Das Sportangebot hat sich bis heute - auch innerhalb der Abteilungen - weiter aufgefächert und reicht in derzeit 15 Abteilungen von Turnen und Gymnastik in jeder Form und Altersgruppe nebst Rehagruppen über Leichtathletik, Volleyball, Handball, Tischtennis, Faustball, Fußballtennis, Budo/Karate, Badminton bis hin zu Sportkegeln und Tanzen für Erwachsene, Jugendliche und Kinder, Ski, Walking und Wandern. Breitensport und Leistungssport haben gleichermaßen ihren Platz im Sportangebot des Vereins. Während einerseits die Bereiche wettkampforientierten Sports im MTV 49 über die Zeit schmaler geworden sind, fallen andererseits die größten sportlichen Erfolge in die jüngste Vergangenheit.
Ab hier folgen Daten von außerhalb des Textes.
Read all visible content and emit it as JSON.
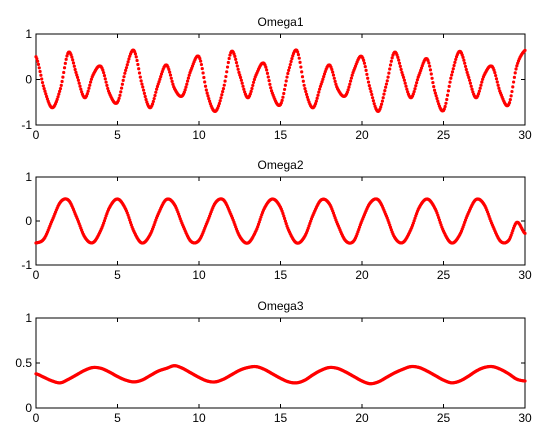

Waren es früher die Handballer und die Turner, die aufhorchen ließen, so stehen seit über vier Jahrzehnten die Leichtathleten im Rampenlicht der Öffentlichkeit. Die eindrucksvolle Bilanz beinhaltet aktuell 69 Deutsche, 72 Norddeutsche und über 370 Landesmeistertitel und reicht auf internationaler Ebene bis zu der Teilnahme von Annika Roloff an den Olympischen Spielen in Rio de Janeiro. Insbesondere die Stabhochsprungerfolge sind ein Aushängeschild, das den MTV 49 und die Stadt Holzminden weit über die Landesgrenzen hinaus bekannt machen.

Aus diesem Anlass findet am Samstag, 4. Mai, ab 12 Uhr in der Stadthalle Holzminden ein Festakt statt, zu dem Mitglieder, Freundinnen und Freunde des Vereins herzlich eingeladen sind.